The research considers three problems that are relevant to management information systems. It does so by giving a response to three questions. The research questions explored are:
Providing three examples of software projects that could be amenable to the waterfall method
Providing a number of examples (both negative and positive) that indicate the impact of software on our society , and
Describing agility in software development
Software projects amenable to the waterfall model
The waterfall model also known as the classical life cycle advocates for a consecutive approach to development of software that starts from the specifications of the customer needs and goes on through designing, simulating, construction, and readying, culminating in continuing support of the finishing software (Baskerville 8).
Many projects are conformable to the waterfall model. The model is good for projects that have standardized requirements. Some good examples of these projects include:
Coding a scheme interpreter that conforms to the R6RS criterion is one example of software that is amenable to waterfall model. The definition of the problem is already drafted by the written criterion, and the only end is to write an interpreter that conforms to the standard. This would augur well with the waterfall pattern because looping would be called for to make the complier free from bugs and more efficient. The problem stipulation from R6RS should remain intact for many years (Morley 5).
Developing mission vita software, such as the control system of a nuclear power institute, is another project that conforms to the waterfall model. The nature of this problem implies that small room for modifying the requirements. Nuclear engineers must carefully specify the software. The software needs a careful design and analysis that meet the requirements of checking a physical scheme that is required to perform consistently on a daily basis. The only looping that might be called for is when a nuclear state, which was not catered for in the software, is met, or when there is a bug that does not abide by design specifications (Vogel 4).
Another example is that of a straightforward execution of a business rule or a numerical calculation, even if it is composite.
We can see that software good for waterfall model have particular needs that need to be specified in the beginning of the project. The specifications and requirements are not anticipated to transform during the lifetime of the project. Writing software for a fixed plan specification, or in tandem with a standard, is good with the waterfall model. Other good examples of software for the waterfall method include tax preparation software, reporting spec changes, control system software, and ISO or ANSI specified software.
The impact of software on our society
Software has many impacts on our society. The impacts are both negative and positive. Some of the positive impacts of software on our society include reduction of production cost in various companies. This is possible as software does multiple jobs that could be done by many staff. Therefore, software reduces the number of staff. Software also aids in reducing the amount of hardware printers in an organization by making use of LAN networking. Another positive contribution of software is that it brings fun. People are able to play online games, access the internet, listen to music, and many other advantages.
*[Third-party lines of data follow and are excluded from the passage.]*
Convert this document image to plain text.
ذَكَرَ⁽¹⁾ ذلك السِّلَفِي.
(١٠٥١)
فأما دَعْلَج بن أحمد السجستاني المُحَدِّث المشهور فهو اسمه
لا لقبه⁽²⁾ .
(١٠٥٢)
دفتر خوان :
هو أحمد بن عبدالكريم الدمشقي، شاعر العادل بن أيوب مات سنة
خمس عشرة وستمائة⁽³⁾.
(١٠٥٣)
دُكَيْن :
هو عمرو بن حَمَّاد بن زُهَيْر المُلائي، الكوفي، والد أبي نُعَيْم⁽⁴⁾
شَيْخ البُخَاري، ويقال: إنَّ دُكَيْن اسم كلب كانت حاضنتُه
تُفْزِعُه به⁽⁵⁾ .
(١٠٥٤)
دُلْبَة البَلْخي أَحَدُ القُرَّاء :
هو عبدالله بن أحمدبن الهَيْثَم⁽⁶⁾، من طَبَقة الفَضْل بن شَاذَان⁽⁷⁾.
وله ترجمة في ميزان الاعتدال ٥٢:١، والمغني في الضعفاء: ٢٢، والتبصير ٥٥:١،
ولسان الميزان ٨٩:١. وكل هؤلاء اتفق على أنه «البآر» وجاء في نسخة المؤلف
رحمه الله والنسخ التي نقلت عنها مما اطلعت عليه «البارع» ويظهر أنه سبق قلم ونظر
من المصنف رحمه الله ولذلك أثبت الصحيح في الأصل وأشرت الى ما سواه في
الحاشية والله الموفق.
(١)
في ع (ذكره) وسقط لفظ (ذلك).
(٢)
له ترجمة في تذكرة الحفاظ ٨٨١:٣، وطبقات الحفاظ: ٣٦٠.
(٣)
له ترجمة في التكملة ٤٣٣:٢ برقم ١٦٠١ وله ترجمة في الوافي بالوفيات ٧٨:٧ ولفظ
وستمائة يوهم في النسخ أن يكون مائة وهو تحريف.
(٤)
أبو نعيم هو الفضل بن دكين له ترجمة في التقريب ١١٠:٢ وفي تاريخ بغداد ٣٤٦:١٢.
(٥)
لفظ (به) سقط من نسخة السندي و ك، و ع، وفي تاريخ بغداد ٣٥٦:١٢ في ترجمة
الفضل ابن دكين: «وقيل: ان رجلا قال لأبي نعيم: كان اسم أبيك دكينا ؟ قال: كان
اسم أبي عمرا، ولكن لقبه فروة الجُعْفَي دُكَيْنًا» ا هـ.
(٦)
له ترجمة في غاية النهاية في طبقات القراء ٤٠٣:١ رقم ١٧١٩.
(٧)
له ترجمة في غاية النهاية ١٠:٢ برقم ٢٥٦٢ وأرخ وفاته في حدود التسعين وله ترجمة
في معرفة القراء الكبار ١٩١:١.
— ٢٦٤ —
Software such as internet browsers helps people access information for research. It also allows people to interact globally through social media communication (Straubhaar, LaRose, and Davenport 7).
The negative impacts associated with software are that it exposes many people to hardcore pornography. Adults as well as children view bad pictures in the internet corrupting their morals. Hackers also make use of software to spoof websites and fraud people, viruses, Trojans, and spams are propagated by software. All these constitute cybercrime. There is online gambling. People nowadays do not get to interact in person due to software availability. Society depends too much on computers sometimes, therefore when a computer shuts, people can do anything. Recent software is confusing for people in the old generation and harder to get things done or them as some things can only be done on a computer now. Some people never learn computers.
Software agility can be taken as the ability of a computer processes to conform to changes in the structure of its environment. It can also be termed as the ease with which developers of software can change a computer program to deal with transforming requirements. The above definitions indicate that agility is about software developers coming close to its customers to understand the needs of businesses so that the final product is in tandem with the business needs and can be presented in a faster pace (Wang, Dietmar and David 17). Agility is not on blocking change early in the project but on handling inevitable exchanges throughout the lifecycle of the project.
Agile software development focuses on quality in method and the requirement to test invariably for earlier, cheap, flaw detection. Its practitioners promote change rather than deter it and by adopting this partnership form require close customer links (Baskerville 9).
The paper has touched on three areas of management information systems. These areas are very essential in reality as organizations strive to embrace the use of software. The literature review has explored the three topics in a practical sense. Therefore, the paper has shown that the above questions draw from a practical sense of management information systems.